4 Low Base of 2019: Indian economy went in to a tailspin starting Oct-Dec 2018 timeframe hence Q3 onwards results started to show the impacts. With lower base of 2018-19, the next set of quarterly results in 2019-20 will not look so bad or may be flat initially, only to jump up at later point in time. If economy is able to grow once again, animal spirits will be back.

5 US Elections & Trade War on China: This is a big factor underplaying global markets. The US-China trade war has created so much confusion that investors are not sure where to go resulting in risk averse approach and limited investments. Since China has much to lose in this trade war, they are going slow in case they can push it until next US Presidential elections which are due in later part of 2020. Till this event is out of the sight, volatility in international market can be expected. Sadly, volatility in international market often results in emerging markets being their first victim. So over next one year, US politics will keep volatility sufficiently high for FII investment in India.

6 Oil & Saudi Aramco IPO: This is very specific to oil guzzling countries like India. Since India imports much of its oil in USD and same amount of USD is not exported back, this results in fiscal deficit. The US sanctions on cheaper Iranian oil also increases our dependence on Saudi oil. OPEC, the cartel for oil production in middle-east has been persistent in their efforts to keep oil prices up. The Kingdom of Saudi Arabia plans to go for an IPO for Saudi Aramco, the largest producer of oil in the world. It will be a mega IPO and oil prices at that point in time will hold the key to its valuations. Hence, we do not think oil prices will come down any time soon. The impact of oil is not limited to only Government’s finances. Costly crude oil also pushes cost up for oil derivatives like paraffin, anilines, etc. This puts stress on many other sectors of the economy in India.

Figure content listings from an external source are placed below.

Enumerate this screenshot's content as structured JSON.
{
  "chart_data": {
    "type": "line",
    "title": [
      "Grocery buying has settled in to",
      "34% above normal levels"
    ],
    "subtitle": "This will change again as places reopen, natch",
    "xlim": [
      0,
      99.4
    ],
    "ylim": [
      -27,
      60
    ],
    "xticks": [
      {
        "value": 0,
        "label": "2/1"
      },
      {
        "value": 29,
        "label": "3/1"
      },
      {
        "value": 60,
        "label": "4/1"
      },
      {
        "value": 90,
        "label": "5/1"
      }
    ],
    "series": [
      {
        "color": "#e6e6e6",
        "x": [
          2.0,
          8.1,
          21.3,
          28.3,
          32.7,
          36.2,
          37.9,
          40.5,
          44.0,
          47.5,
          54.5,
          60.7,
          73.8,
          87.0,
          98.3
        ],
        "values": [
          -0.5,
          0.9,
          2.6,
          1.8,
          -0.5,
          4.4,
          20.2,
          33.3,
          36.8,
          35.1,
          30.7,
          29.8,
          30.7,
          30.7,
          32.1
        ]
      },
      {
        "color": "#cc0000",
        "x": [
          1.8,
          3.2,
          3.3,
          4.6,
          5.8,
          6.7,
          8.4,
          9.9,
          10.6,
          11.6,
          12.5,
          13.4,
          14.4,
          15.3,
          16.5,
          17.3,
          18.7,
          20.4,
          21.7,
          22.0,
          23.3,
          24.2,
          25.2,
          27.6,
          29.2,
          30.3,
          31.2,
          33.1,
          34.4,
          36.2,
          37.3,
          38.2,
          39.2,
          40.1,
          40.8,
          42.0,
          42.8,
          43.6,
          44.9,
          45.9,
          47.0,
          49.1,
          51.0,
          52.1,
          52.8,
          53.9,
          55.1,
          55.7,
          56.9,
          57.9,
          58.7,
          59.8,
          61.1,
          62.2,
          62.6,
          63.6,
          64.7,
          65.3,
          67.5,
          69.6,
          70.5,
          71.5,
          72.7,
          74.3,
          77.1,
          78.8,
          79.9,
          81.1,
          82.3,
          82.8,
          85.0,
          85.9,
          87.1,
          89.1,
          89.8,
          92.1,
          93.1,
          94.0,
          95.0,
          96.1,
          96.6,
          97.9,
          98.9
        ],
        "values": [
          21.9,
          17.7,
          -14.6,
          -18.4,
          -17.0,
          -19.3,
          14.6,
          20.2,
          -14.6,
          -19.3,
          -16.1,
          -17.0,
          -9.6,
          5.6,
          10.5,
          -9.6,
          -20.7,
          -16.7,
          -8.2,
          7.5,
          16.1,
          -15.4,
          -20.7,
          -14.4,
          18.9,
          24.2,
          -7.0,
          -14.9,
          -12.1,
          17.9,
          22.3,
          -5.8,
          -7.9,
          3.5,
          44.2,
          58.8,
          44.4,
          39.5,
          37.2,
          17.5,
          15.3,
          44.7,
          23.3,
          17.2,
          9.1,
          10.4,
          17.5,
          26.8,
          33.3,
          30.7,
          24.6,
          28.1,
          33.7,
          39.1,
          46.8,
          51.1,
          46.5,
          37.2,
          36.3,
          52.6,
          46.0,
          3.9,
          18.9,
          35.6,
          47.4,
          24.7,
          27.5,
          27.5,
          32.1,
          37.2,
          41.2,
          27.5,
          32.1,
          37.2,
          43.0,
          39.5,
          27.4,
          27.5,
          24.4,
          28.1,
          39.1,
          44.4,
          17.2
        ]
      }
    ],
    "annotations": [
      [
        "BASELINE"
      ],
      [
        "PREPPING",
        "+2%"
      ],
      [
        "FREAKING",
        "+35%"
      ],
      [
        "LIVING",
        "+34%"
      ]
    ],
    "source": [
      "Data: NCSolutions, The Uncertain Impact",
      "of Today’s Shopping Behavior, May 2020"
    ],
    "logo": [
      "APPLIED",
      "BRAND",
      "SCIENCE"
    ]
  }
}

Chemical, Mining, Transport being one the them.

Conclusion

  • Market may possibly rebound in 2020.
  • Investors are fortunate to be getting such a big investment window as they can add up more investments over many months. Very good for salaried investors.

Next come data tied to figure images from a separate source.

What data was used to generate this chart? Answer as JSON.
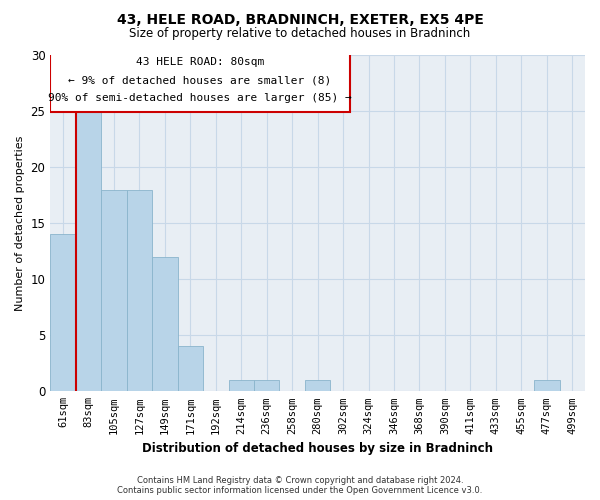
{
  "title": "43, HELE ROAD, BRADNINCH, EXETER, EX5 4PE",
  "subtitle": "Size of property relative to detached houses in Bradninch",
  "xlabel": "Distribution of detached houses by size in Bradninch",
  "ylabel": "Number of detached properties",
  "footer_line1": "Contains HM Land Registry data © Crown copyright and database right 2024.",
  "footer_line2": "Contains public sector information licensed under the Open Government Licence v3.0.",
  "bin_labels": [
    "61sqm",
    "83sqm",
    "105sqm",
    "127sqm",
    "149sqm",
    "171sqm",
    "192sqm",
    "214sqm",
    "236sqm",
    "258sqm",
    "280sqm",
    "302sqm",
    "324sqm",
    "346sqm",
    "368sqm",
    "390sqm",
    "411sqm",
    "433sqm",
    "455sqm",
    "477sqm",
    "499sqm"
  ],
  "bar_values": [
    14,
    25,
    18,
    18,
    12,
    4,
    0,
    1,
    1,
    0,
    1,
    0,
    0,
    0,
    0,
    0,
    0,
    0,
    0,
    1,
    0
  ],
  "bar_color": "#b8d4e8",
  "bar_edgecolor": "#8ab4cc",
  "property_line_x": 0.5,
  "property_line_color": "#cc0000",
  "ylim": [
    0,
    30
  ],
  "yticks": [
    0,
    5,
    10,
    15,
    20,
    25,
    30
  ],
  "annotation_text_line1": "43 HELE ROAD: 80sqm",
  "annotation_text_line2": "← 9% of detached houses are smaller (8)",
  "annotation_text_line3": "90% of semi-detached houses are larger (85) →",
  "grid_color": "#c8d8e8",
  "background_color": "#e8eef4"
}
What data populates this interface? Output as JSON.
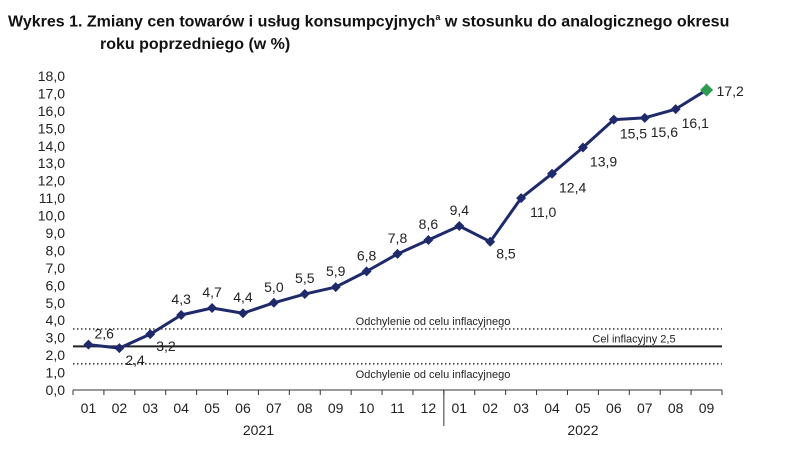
{
  "title": {
    "line1_main": "Wykres 1. Zmiany cen towarów i usług konsumpcyjnych",
    "line1_sup": "a",
    "line1_end": " w stosunku do analogicznego okresu",
    "line2": "roku poprzedniego (w %)"
  },
  "chart_data": {
    "type": "line",
    "title": "Wykres 1. Zmiany cen towarów i usług konsumpcyjnych w stosunku do analogicznego okresu roku poprzedniego (w %)",
    "categories": [
      "01",
      "02",
      "03",
      "04",
      "05",
      "06",
      "07",
      "08",
      "09",
      "10",
      "11",
      "12",
      "01",
      "02",
      "03",
      "04",
      "05",
      "06",
      "07",
      "08",
      "09"
    ],
    "year_groups": [
      {
        "label": "2021",
        "count": 12
      },
      {
        "label": "2022",
        "count": 9
      }
    ],
    "series": [
      {
        "values": [
          2.6,
          2.4,
          3.2,
          4.3,
          4.7,
          4.4,
          5.0,
          5.5,
          5.9,
          6.8,
          7.8,
          8.6,
          9.4,
          8.5,
          11.0,
          12.4,
          13.9,
          15.5,
          15.6,
          16.1,
          17.2
        ],
        "labels": [
          "2,6",
          "2,4",
          "3,2",
          "4,3",
          "4,7",
          "4,4",
          "5,0",
          "5,5",
          "5,9",
          "6,8",
          "7,8",
          "8,6",
          "9,4",
          "8,5",
          "11,0",
          "12,4",
          "13,9",
          "15,5",
          "15,6",
          "16,1",
          "17,2"
        ],
        "color": "#1f2a6b",
        "last_point_color": "#2e9c4f"
      }
    ],
    "ylim": [
      0,
      18
    ],
    "yticks": [
      "0,0",
      "1,0",
      "2,0",
      "3,0",
      "4,0",
      "5,0",
      "6,0",
      "7,0",
      "8,0",
      "9,0",
      "10,0",
      "11,0",
      "12,0",
      "13,0",
      "14,0",
      "15,0",
      "16,0",
      "17,0",
      "18,0"
    ],
    "reference_lines": [
      {
        "value": 3.5,
        "style": "dotted",
        "label": "Odchylenie od celu inflacyjnego"
      },
      {
        "value": 2.5,
        "style": "solid",
        "label": "Cel inflacyjny 2,5"
      },
      {
        "value": 1.5,
        "style": "dotted",
        "label": "Odchylenie od celu inflacyjnego"
      }
    ],
    "grid": false,
    "xlabel": "",
    "ylabel": ""
  }
}
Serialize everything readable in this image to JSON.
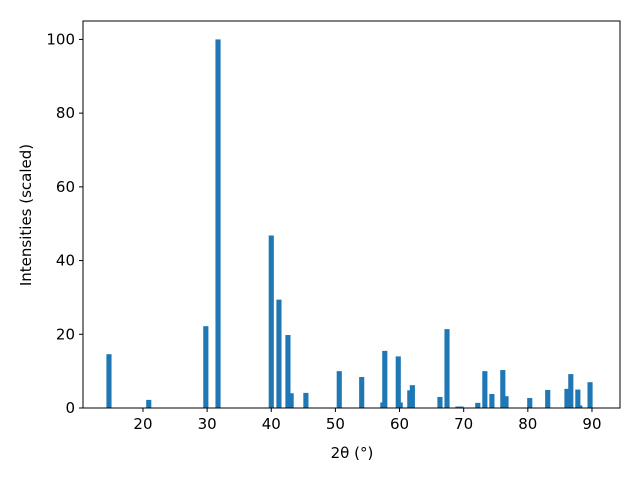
{
  "chart_data": {
    "type": "bar",
    "xlabel": "2θ (°)",
    "ylabel": "Intensities (scaled)",
    "color": "#1f77b4",
    "x": [
      14.7,
      20.9,
      29.8,
      31.7,
      40.0,
      41.2,
      42.6,
      43.1,
      45.4,
      50.6,
      54.1,
      57.4,
      57.7,
      59.8,
      60.1,
      61.6,
      62.0,
      66.3,
      67.4,
      69.1,
      69.6,
      72.2,
      73.3,
      74.4,
      76.1,
      76.6,
      80.3,
      83.1,
      86.1,
      86.7,
      87.8,
      88.1,
      89.7
    ],
    "values": [
      14.6,
      2.2,
      22.2,
      100,
      46.8,
      29.4,
      19.8,
      4,
      4.1,
      10,
      8.4,
      1.5,
      15.5,
      14,
      1.5,
      4.8,
      6.2,
      3,
      21.4,
      0.4,
      0.4,
      1.4,
      10,
      3.8,
      10.3,
      3.2,
      2.7,
      4.9,
      5.2,
      9.2,
      5,
      0.7,
      7
    ],
    "xlim": [
      10.65,
      94.37
    ],
    "ylim": [
      0,
      105
    ],
    "xticks": [
      20,
      30,
      40,
      50,
      60,
      70,
      80,
      90
    ],
    "yticks": [
      0,
      20,
      40,
      60,
      80,
      100
    ]
  }
}
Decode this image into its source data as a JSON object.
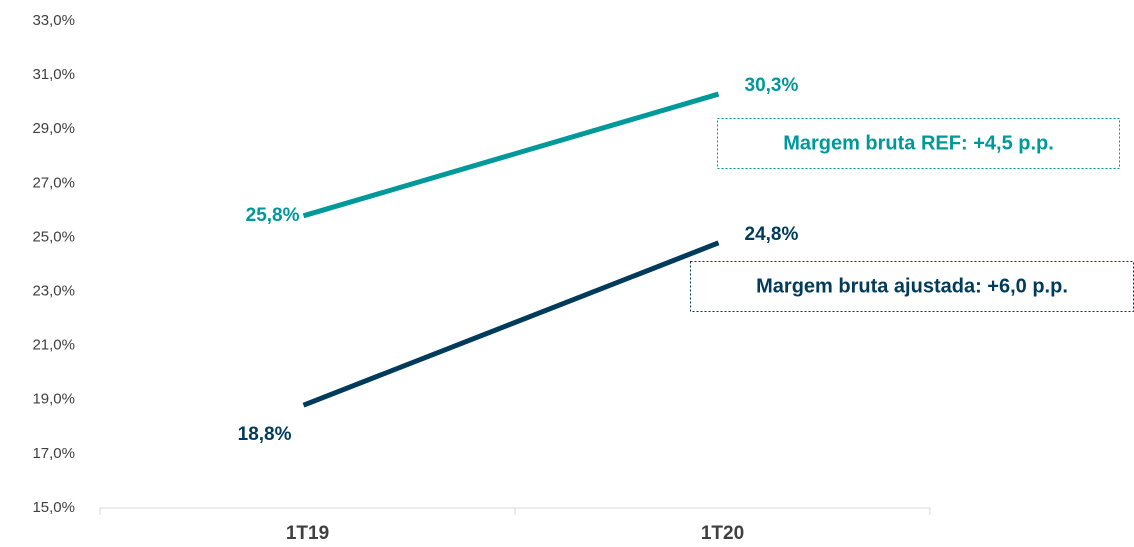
{
  "chart_data": {
    "type": "line",
    "categories": [
      "1T19",
      "1T20"
    ],
    "series": [
      {
        "color": "#00999a",
        "values": [
          25.8,
          30.3
        ],
        "value_labels": [
          "25,8%",
          "30,3%"
        ]
      },
      {
        "color": "#003b5c",
        "values": [
          18.8,
          24.8
        ],
        "value_labels": [
          "18,8%",
          "24,8%"
        ]
      }
    ],
    "ylim": [
      15,
      33
    ],
    "yticks": [
      {
        "value": 15,
        "label": "15,0%"
      },
      {
        "value": 17,
        "label": "17,0%"
      },
      {
        "value": 19,
        "label": "19,0%"
      },
      {
        "value": 21,
        "label": "21,0%"
      },
      {
        "value": 23,
        "label": "23,0%"
      },
      {
        "value": 25,
        "label": "25,0%"
      },
      {
        "value": 27,
        "label": "27,0%"
      },
      {
        "value": 29,
        "label": "29,0%"
      },
      {
        "value": 31,
        "label": "31,0%"
      },
      {
        "value": 33,
        "label": "33,0%"
      }
    ],
    "grid": false,
    "annotations": [
      {
        "text": "Margem bruta REF: +4,5 p.p.",
        "color": "#00999a"
      },
      {
        "text": "Margem bruta ajustada: +6,0 p.p.",
        "color": "#003b5c"
      }
    ]
  }
}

  • Rebound is going to be sharp in 2020 or early 2021. You need to be well invested by then.
  • Needless to say, choosing right stock to ride this rebound is very important. Choose your bets carefully.

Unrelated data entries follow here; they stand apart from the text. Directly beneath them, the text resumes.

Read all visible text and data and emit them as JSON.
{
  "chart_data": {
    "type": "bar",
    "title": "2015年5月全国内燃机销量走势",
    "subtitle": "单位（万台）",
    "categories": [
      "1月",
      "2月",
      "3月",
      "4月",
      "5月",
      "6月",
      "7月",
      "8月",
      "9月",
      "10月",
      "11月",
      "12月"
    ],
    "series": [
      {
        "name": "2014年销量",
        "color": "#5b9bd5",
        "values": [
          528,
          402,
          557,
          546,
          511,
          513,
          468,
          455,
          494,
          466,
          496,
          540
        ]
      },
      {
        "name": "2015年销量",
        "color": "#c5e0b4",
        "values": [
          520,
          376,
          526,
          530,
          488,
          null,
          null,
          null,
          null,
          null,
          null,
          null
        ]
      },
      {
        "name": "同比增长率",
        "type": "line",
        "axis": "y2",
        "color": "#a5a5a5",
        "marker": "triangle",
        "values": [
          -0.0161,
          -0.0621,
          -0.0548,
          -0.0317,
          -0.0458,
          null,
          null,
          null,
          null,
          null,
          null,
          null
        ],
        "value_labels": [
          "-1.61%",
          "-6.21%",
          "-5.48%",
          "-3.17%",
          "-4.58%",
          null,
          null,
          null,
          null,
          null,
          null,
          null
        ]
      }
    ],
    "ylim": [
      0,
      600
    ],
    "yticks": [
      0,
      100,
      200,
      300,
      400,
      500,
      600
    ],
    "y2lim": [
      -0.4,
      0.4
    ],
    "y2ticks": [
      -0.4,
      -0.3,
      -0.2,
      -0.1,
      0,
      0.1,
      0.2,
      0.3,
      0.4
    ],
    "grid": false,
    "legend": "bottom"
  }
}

  • The historical data can give you insights as-in how small cap investment journey feels like. You can estimate the ups & downs that investors had faced over last two decades. Using this you can try to hone your own mental muscle. History is great teacher and provides tuition free of cost. If this seems too much, it is perfectly fine to skip small cap investment and switch to other asset classes. Whatever you choose, stay in there to enjoy full benefits. Remember running behind a tide will ensure staying behind the tide all the time.